The world’s second-largest economy and the so called World’s Manufacturing hub isn’t growing, producing, or trading as much as it usually does. The pandemic rebound that China and the rest of the world were anticipating has yet to materialize, and official data suggests there’s a long road ahead before the economy is back on its feet.
There is no denying the fact that the Chinese economy is in bad shape, and while Beijing has vowed to boost the private economy and safeguard businesses, its efforts seem to be falling short. The country’s economic activity data for July paints a concerning picture, with key indicators such as retail sales, industrial output and investment output failing to match expectations.
This has fueled concerns over a deeper and longer slowdown in growth.
Data related to Chinese economic activity has been missing forecasts since the beginning of the second quarter, and it has raised some serious concerns, evidenced by the nervousness in global markets.
China’s National Bureau of Statistics announced Wednesday that consumer prices dropped annually in July for the first time in two years, dipping 0.3%, just slightly better than median estimates for a 0.4% decrease.
The People’s Bank of China is now facing the opposite problem of the Federal Reserve, which has tightened policy for 18 months in a bid to tame soaring prices. Deflation — the trend of prices falling throughout the economy — presents a particularly dangerous trajectory for China, which carries a massive amount of debt.
Iron Veiled Communist Fascist government in China is No-more able to hide Truth. Chinese Real Estate Giant Evergrande Group has filed for Chapter 15 bankruptcy protection in New York to protect non-US companies undergoing restructuring from creditors suing or seizing assets in the US. Evergrande is one of China’s largest real estate groups.

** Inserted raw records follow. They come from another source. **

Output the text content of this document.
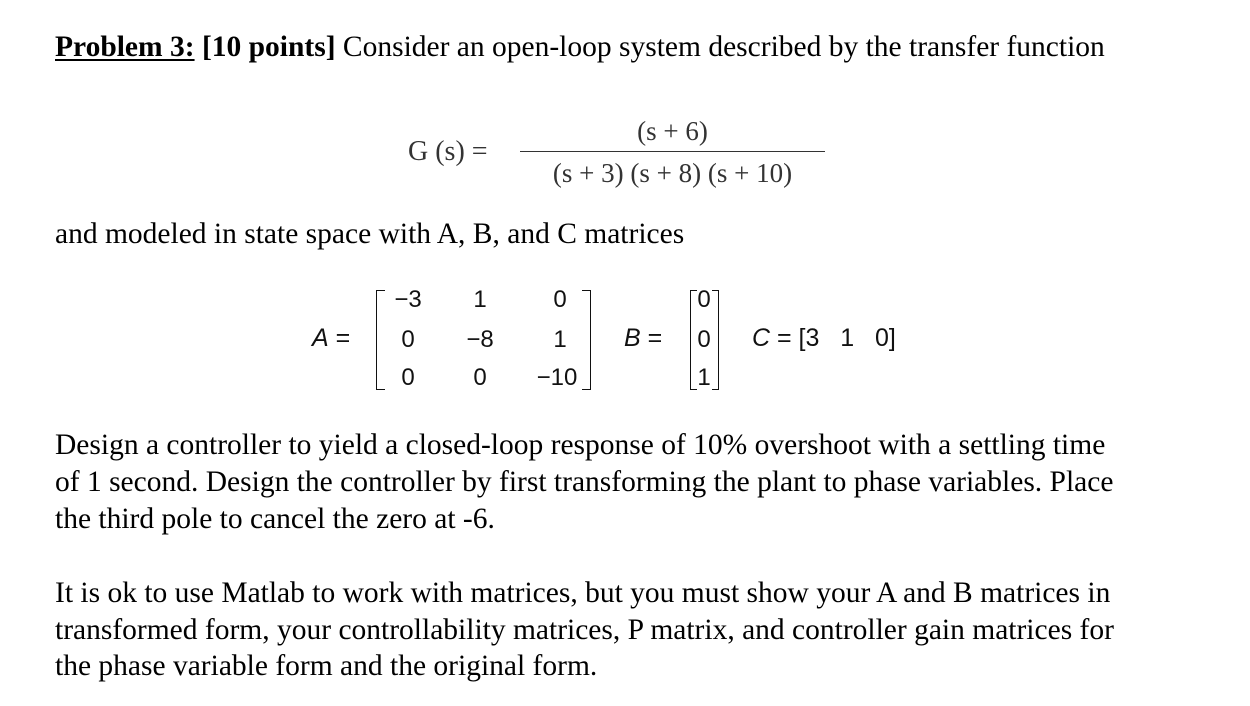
Problem 3: [10 points] Consider an open-loop system described by the transfer function
G (s) =
(s + 6)
(s + 3) (s + 8) (s + 10)
and modeled in state space with A, B, and C matrices
A =
−3	1	0
0	−8	1
0	0	−10
B =
0
0
1
C = [3   1   0]
Design a controller to yield a closed-loop response of 10% overshoot with a settling time
of 1 second. Design the controller by first transforming the plant to phase variables. Place
the third pole to cancel the zero at -6.
It is ok to use Matlab to work with matrices, but you must show your A and B matrices in
transformed form, your controllability matrices, P matrix, and controller gain matrices for
the phase variable form and the original form.
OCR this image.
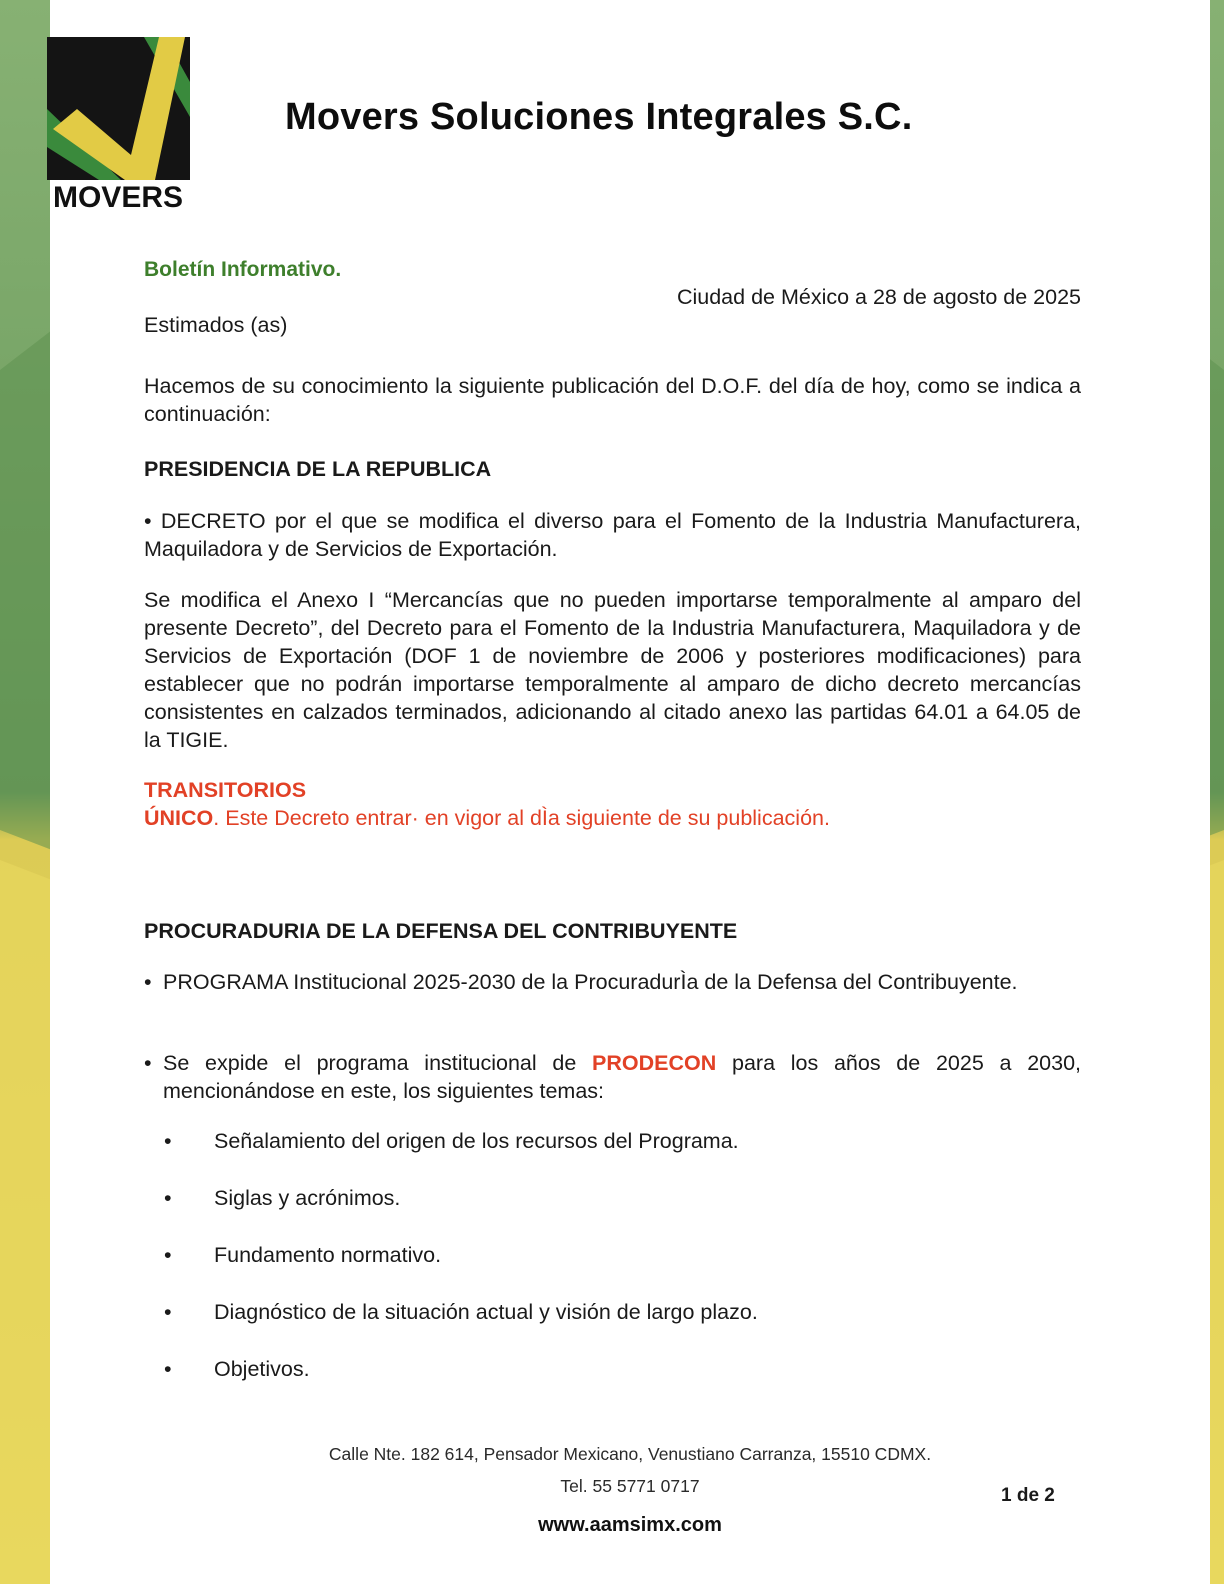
MOVERS
Movers Soluciones Integrales S.C.
Boletín Informativo.
Ciudad de México a 28 de agosto de 2025
Estimados (as)

Hacemos de su conocimiento la siguiente publicación del D.O.F. del día de hoy, como se indica a continuación:

PRESIDENCIA DE LA REPUBLICA

• DECRETO por el que se modifica el diverso para el Fomento de la Industria Manufacturera, Maquiladora y de Servicios de Exportación.

Se modifica el Anexo I “Mercancías que no pueden importarse temporalmente al amparo del presente Decreto”, del Decreto para el Fomento de la Industria Manufacturera, Maquiladora y de Servicios de Exportación (DOF 1 de noviembre de 2006 y posteriores modificaciones) para establecer que no podrán importarse temporalmente al amparo de dicho decreto mercancías consistentes en calzados terminados, adicionando al citado anexo las partidas 64.01 a 64.05 de la TIGIE.

TRANSITORIOS

ÚNICO. Este Decreto entrar· en vigor al dÌa siguiente de su publicación.

PROCURADURIA DE LA DEFENSA DEL CONTRIBUYENTE

• PROGRAMA Institucional 2025-2030 de la ProcuradurÌa de la Defensa del Contribuyente.
• Se expide el programa institucional de PRODECON para los años de 2025 a 2030, mencionándose en este, los siguientes temas:
•	Señalamiento del origen de los recursos del Programa.
•	Siglas y acrónimos.
•	Fundamento normativo.
•	Diagnóstico de la situación actual y visión de largo plazo.
•	Objetivos.
Calle Nte. 182 614, Pensador Mexicano, Venustiano Carranza, 15510 CDMX.
Tel. 55 5771 0717	1 de 2
www.aamsimx.com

After defaulting for the 1st time in 2021, its total liabilities once reached 2.4 trillion yuan, triggering a crisis in China’s real estate market. But Evergrande is not the only Chinese Real Estate Giant which has gone bankrupt. It has one more entity to give company.
China’s biggest developer by sales Country Garden has delayed two international bond payments. Real estate sector in China is still very weak. Country Garden is unable to pay its debts due to liquidity crisis. The company had almost $200 billion in debt at end of 2022.
Country Garden was one of the best real estate developers during Evergrande crisis. But liquidity problems are not bypassing it either. Real estate sales in 2023 are down by 50% on YoY leading to lack of liquid cash. Company has 30-day grace period, and after that it is all set to file for bankruptcy.
Missed payments on investment products by a leading Chinese trust firm & fall in home prices have added to worries that China’s deepening property crisis is hurting so much that China’s Central Bank cutting key policy rates for 2nd time also won’t stop it’s downward trend.
The yield gap between Chinese 10-year government bonds & US Treasuries widened to 164 bps, highest level since 2007. It highlights fragility of China’s economy & makes things worse. Foreign direct investment in China fell to a 25-year low to $4.9 Billion in Q2 of 2023.
China’s exports fell by 14.5% in July on YoY , while imports fell by 12.4% last month. Fastest decline since Feb 2020. Weak exports, caused by falling global demand, have increased the pressure for Beijing to boost domestic consumption in the rest of the year.
China’s consumer-price index fell by 0.3% in July YoY. Index of factory-gate prices slumped by 4.4%. China had been teetering on the brink of deflation for months, as the rebound from lockdowns fizzled out. On the other hand, China’s unemployment surges to record 21.3% in June.
Exports down, FIIs are selling holdings in China , Investment is receding , Property market is reeling & deflation too, plus investors parking money in India instead of China.
Therefore, the Chinese government has its task cut out as it needs to convince households to spend more and save less in a declining economic environment. Clearly, it is struggling to do so as the country is facing ‘deflation’ as recent data suggested.
Deflation is the opposite of inflation and refers to a sustained and general decrease in the overall price levels of goods and services in the economy.
According to economists, too, China’s current economic condition is largely due to its dependence on debt-fueled investments and the property market, caring little about boosting domestic household consumption.
If the situation does not improve, China could be well on its way to facing stagnation which could cripple its economic growth for years. Consumers and small business owners in the country are already feeling the pain of the economic slowdown, with unemployment rates rising fast.
Currently, China’s most significant path toward addressing the slowdown lies in elevating the proportion of household consumption within its GDP. Yet, if this endeavor falls short in the immediate future, the persistence of China’s economic turmoil could reverberate globally with far-reaching consequences.